No idea why she would think such a question would be private, at least for any great length of time. Surely she realized that the instant the movie was released she'd have to give a public response to that question? In any case, it was a very diplomatically put answer.
"The excitement was maintained by violence, to a degree that I find deeply untrue to the spirit of the books."
Was she watching the same movie I was? Because there hardly seemed to be much violence, certainly in comparison to some of Studio Ghibli's earlier works. Heck, the kid couldn't even draw his sword for 99% of the movie!
"Both the American and the Japanese film-makers treated these books as mines for names and a few concepts, taking bits and pieces out of context, and replacing the story/ies with an entirely different plot, lacking in coherence and consistency. I wonder at the disrespect shown not only to the books but to their readers."
Now this got me very interested. It reminded me a lot of some of the things I'd heard about Howl's Moving Castle, which I've already mentioned was better than the original book, in my eyes. In any case, I wouldn't have called the movie 'incoherent,' exactly. There were a lot of unanswered questions up until the end, but that's part of the reason one keeps watching. To find the answers to those questions.
"I think the film's "messages" seem a bit heavyhanded because, although often quoted quite closely from the books, the statements about life and death, the balance, etc., don't follow from character and action as they do in the books."
This is where I go into my reading of the first book. Now, granted, I haven't gotten very far. Page six, to be exact. But those first six pages where almost entirely exposition with some mention of the balance thing. If much more of the book is like that I can see why the movie, while quoting from the book, would sound a tad "preachy" as she says later on.
"The moral sense of the books becomes confused in the film. For example: Arren's murder of his father in the film is unmotivated, arbitrary:"
She goes into detail at this point, which would be a major spoiler so I won't quote it here. Suffice to say that she would rather the motive have been presented at the beginning as she did with Ged in A Wizard of Earthsea
instead of held in suspense until the last third.
This leaves me rather dreading further reading of that book, since it seems having such a clear answer from the start would defeat the purpose of turning the next page.
"But in the film, evil has been comfortably externalized in a villain, the wizard Kumo/Cob, who can simply be killed, thus solving all problems."
Well, yes. Here we get back to the whole book medium vs movie medium again. Movies are very visual. If there isn't anything happening on screen people won't pay attention. You can have an internal struggle, but there better be an external one, too, so that people have something to watch other than the character angsting. Ghibli's Tales From Earthsea have both, and while LeGuin might not like physical struggles with external evil it sure does make for a compelling story.

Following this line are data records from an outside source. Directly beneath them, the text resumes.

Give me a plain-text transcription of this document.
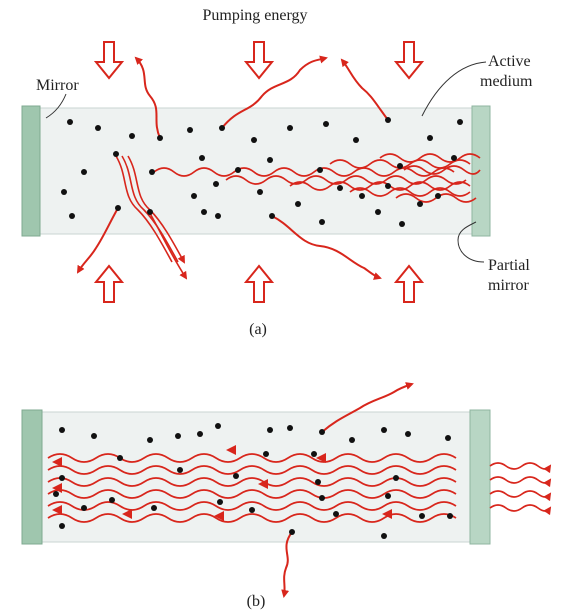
Pumping energy
Mirror
Active
medium
Partial
mirror
(a)
(b)
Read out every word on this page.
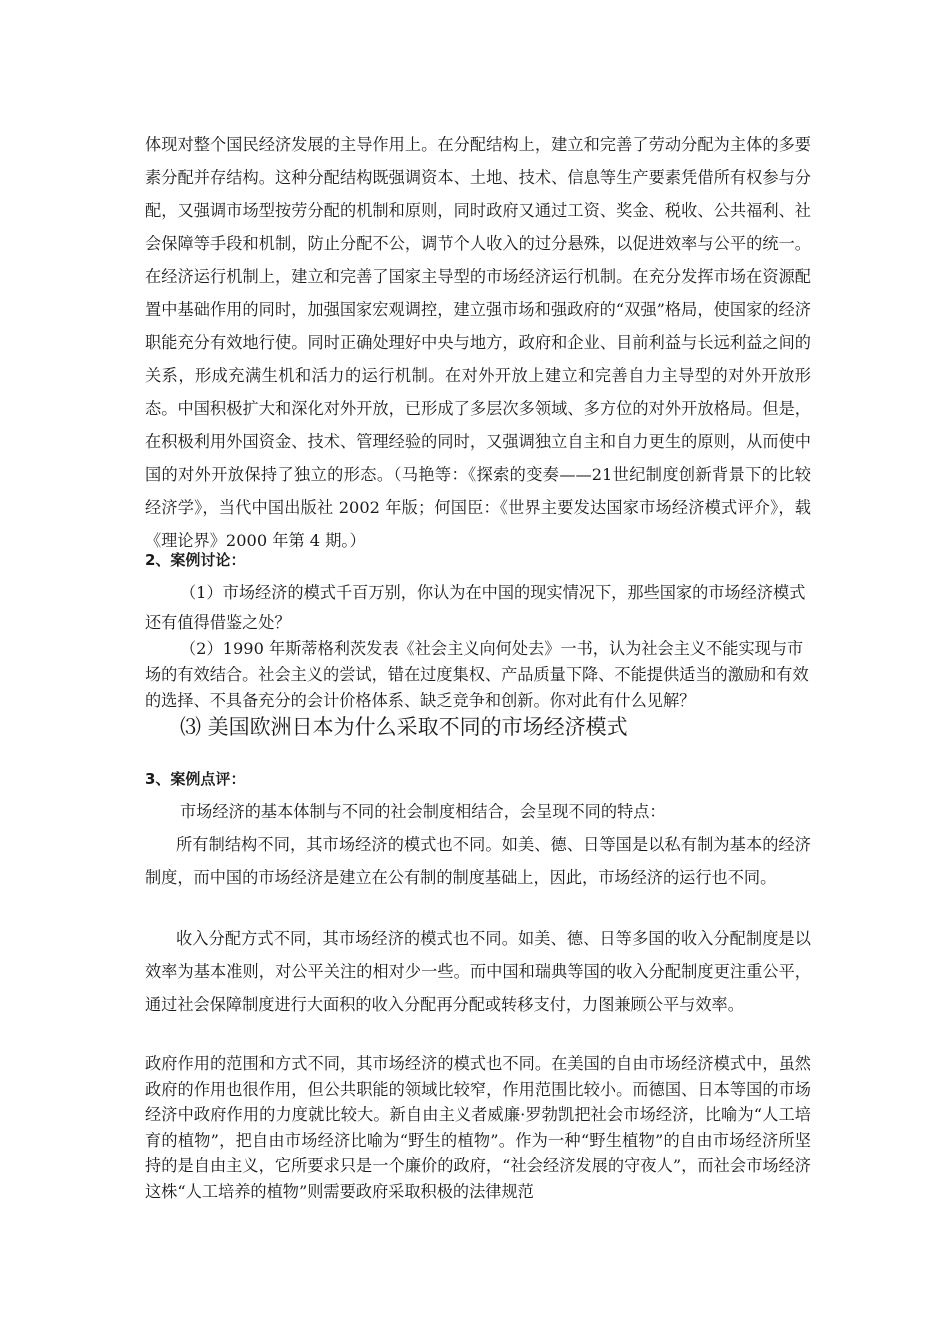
体现对整个国民经济发展的主导作用上。在分配结构上，建立和完善了劳动分配为主体的多要素分配并存结构。这种分配结构既强调资本、土地、技术、信息等生产要素凭借所有权参与分配，又强调市场型按劳分配的机制和原则，同时政府又通过工资、奖金、税收、公共福利、社会保障等手段和机制，防止分配不公，调节个人收入的过分悬殊，以促进效率与公平的统一。在经济运行机制上，建立和完善了国家主导型的市场经济运行机制。在充分发挥市场在资源配置中基础作用的同时，加强国家宏观调控，建立强市场和强政府的“双强”格局，使国家的经济职能充分有效地行使。同时正确处理好中央与地方，政府和企业、目前利益与长远利益之间的关系，形成充满生机和活力的运行机制。在对外开放上建立和完善自力主导型的对外开放形态。中国积极扩大和深化对外开放，已形成了多层次多领域、多方位的对外开放格局。但是，在积极利用外国资金、技术、管理经验的同时，又强调独立自主和自力更生的原则，从而使中国的对外开放保持了独立的形态。（马艳等：《探索的变奏——21世纪制度创新背景下的比较经济学》，当代中国出版社 2002 年版；何国臣：《世界主要发达国家市场经济模式评介》，载《理论界》2000 年第 4 期。）

2、案例讨论：

（1）市场经济的模式千百万别，你认为在中国的现实情况下，那些国家的市场经济模式还有值得借鉴之处？

（2）1990 年斯蒂格利茨发表《社会主义向何处去》一书，认为社会主义不能实现与市场的有效结合。社会主义的尝试，错在过度集权、产品质量下降、不能提供适当的激励和有效的选择、不具备充分的会计价格体系、缺乏竞争和创新。你对此有什么见解？

⑶ 美国欧洲日本为什么采取不同的市场经济模式

3、案例点评：

市场经济的基本体制与不同的社会制度相结合，会呈现不同的特点：

所有制结构不同，其市场经济的模式也不同。如美、德、日等国是以私有制为基本的经济制度，而中国的市场经济是建立在公有制的制度基础上，因此，市场经济的运行也不同。

收入分配方式不同，其市场经济的模式也不同。如美、德、日等多国的收入分配制度是以效率为基本准则，对公平关注的相对少一些。而中国和瑞典等国的收入分配制度更注重公平，通过社会保障制度进行大面积的收入分配再分配或转移支付，力图兼顾公平与效率。

政府作用的范围和方式不同，其市场经济的模式也不同。在美国的自由市场经济模式中，虽然政府的作用也很作用，但公共职能的领域比较窄，作用范围比较小。而德国、日本等国的市场经济中政府作用的力度就比较大。新自由主义者威廉·罗勃凯把社会市场经济，比喻为“人工培育的植物”，把自由市场经济比喻为“野生的植物”。作为一种“野生植物”的自由市场经济所坚持的是自由主义，它所要求只是一个廉价的政府，“社会经济发展的守夜人”，而社会市场经济这株“人工培养的植物”则需要政府采取积极的法律规范
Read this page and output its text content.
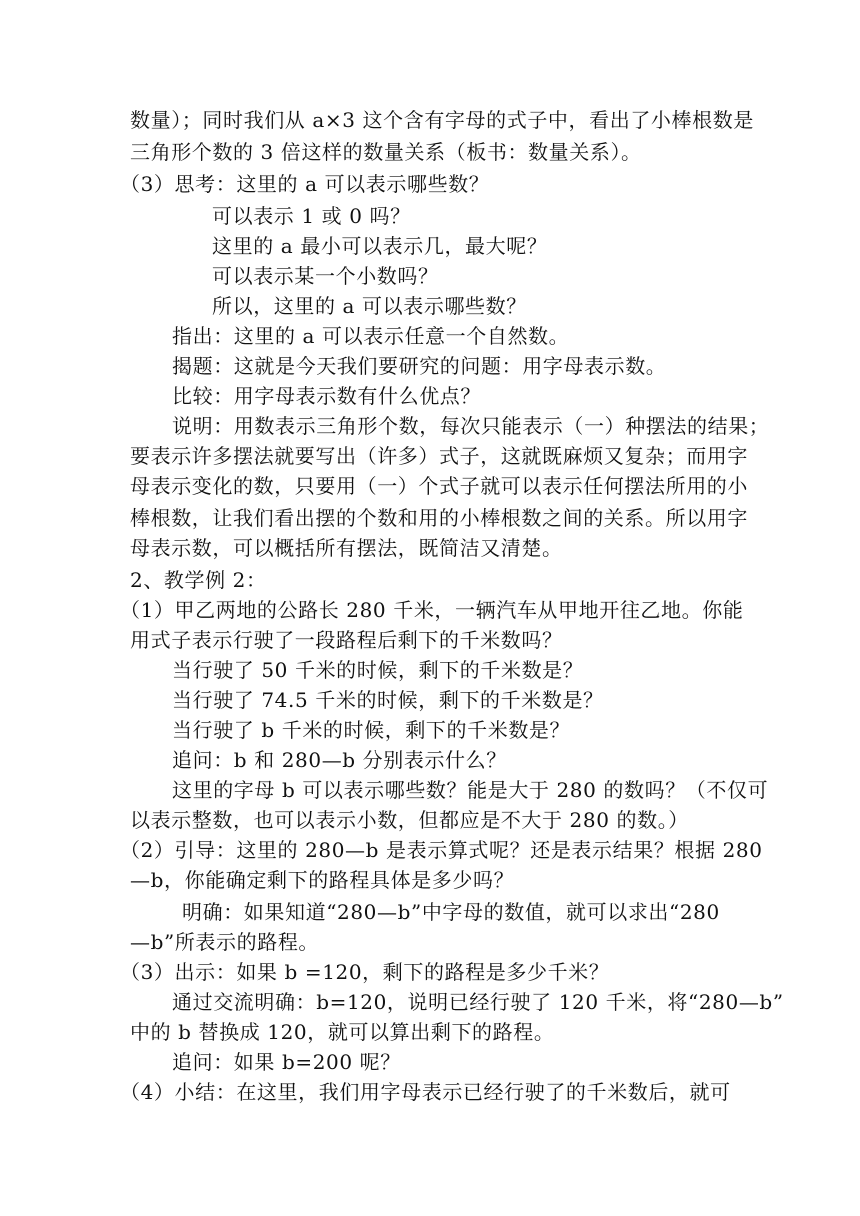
数量）；同时我们从 a×3 这个含有字母的式子中，看出了小棒根数是
三角形个数的 3 倍这样的数量关系（板书：数量关系）。
（3）思考：这里的 a 可以表示哪些数？
可以表示 1 或 0 吗？
这里的 a 最小可以表示几，最大呢？
可以表示某一个小数吗？
所以，这里的 a 可以表示哪些数？
指出：这里的 a 可以表示任意一个自然数。
揭题：这就是今天我们要研究的问题：用字母表示数。
比较：用字母表示数有什么优点？
说明：用数表示三角形个数，每次只能表示（一）种摆法的结果；
要表示许多摆法就要写出（许多）式子，这就既麻烦又复杂；而用字
母表示变化的数，只要用（一）个式子就可以表示任何摆法所用的小
棒根数，让我们看出摆的个数和用的小棒根数之间的关系。所以用字
母表示数，可以概括所有摆法，既简洁又清楚。
2、教学例 2：
（1）甲乙两地的公路长 280 千米，一辆汽车从甲地开往乙地。你能
用式子表示行驶了一段路程后剩下的千米数吗？
当行驶了 50 千米的时候，剩下的千米数是？
当行驶了 74.5 千米的时候，剩下的千米数是？
当行驶了 b 千米的时候，剩下的千米数是？
追问：b 和 280—b 分别表示什么？
这里的字母 b 可以表示哪些数？能是大于 280 的数吗？（不仅可
以表示整数，也可以表示小数，但都应是不大于 280 的数。）
（2）引导：这里的 280—b 是表示算式呢？还是表示结果？根据 280
—b，你能确定剩下的路程具体是多少吗？
明确：如果知道“280—b”中字母的数值，就可以求出“280
—b”所表示的路程。
（3）出示：如果 b =120，剩下的路程是多少千米？
通过交流明确：b=120，说明已经行驶了 120 千米，将“280—b”
中的 b 替换成 120，就可以算出剩下的路程。
追问：如果 b=200 呢？
（4）小结：在这里，我们用字母表示已经行驶了的千米数后，就可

One more question, did she even notice that the good guys tried to talk Cob out of doing something stupidly evil? Perhaps not.

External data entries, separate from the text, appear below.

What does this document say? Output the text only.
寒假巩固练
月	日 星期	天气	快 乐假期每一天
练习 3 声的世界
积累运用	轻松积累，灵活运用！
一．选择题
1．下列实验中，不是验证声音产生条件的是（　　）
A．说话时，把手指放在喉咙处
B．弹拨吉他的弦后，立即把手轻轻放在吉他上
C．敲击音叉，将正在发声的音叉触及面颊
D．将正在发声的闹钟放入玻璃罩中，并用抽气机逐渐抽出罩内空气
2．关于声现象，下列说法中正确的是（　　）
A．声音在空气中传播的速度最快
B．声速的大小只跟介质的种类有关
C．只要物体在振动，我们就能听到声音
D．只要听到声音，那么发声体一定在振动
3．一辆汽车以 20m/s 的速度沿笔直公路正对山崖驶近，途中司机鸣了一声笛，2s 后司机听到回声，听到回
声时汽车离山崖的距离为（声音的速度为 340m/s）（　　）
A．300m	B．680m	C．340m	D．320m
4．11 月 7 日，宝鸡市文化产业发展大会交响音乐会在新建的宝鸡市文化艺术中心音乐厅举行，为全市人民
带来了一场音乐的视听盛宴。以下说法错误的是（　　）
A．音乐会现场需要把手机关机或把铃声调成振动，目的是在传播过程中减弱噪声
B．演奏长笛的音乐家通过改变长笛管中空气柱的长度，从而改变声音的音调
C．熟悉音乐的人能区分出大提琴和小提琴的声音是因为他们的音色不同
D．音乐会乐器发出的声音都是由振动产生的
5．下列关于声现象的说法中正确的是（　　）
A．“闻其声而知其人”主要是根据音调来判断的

There's also the issue she had with the skin tone of the characters. Apparently the people of Earthsea are mostly dark skinned. I wouldn't have known that from the first six pages of exposition, but apparently that was her intent.
Now that I have gone through what an author had to say about the movie based on her books, I want to make one last note on what I thought of the movie. Not Studio Ghibli's best work, but a very good watch. Now I shall see if the other 191 pages of this book measure up.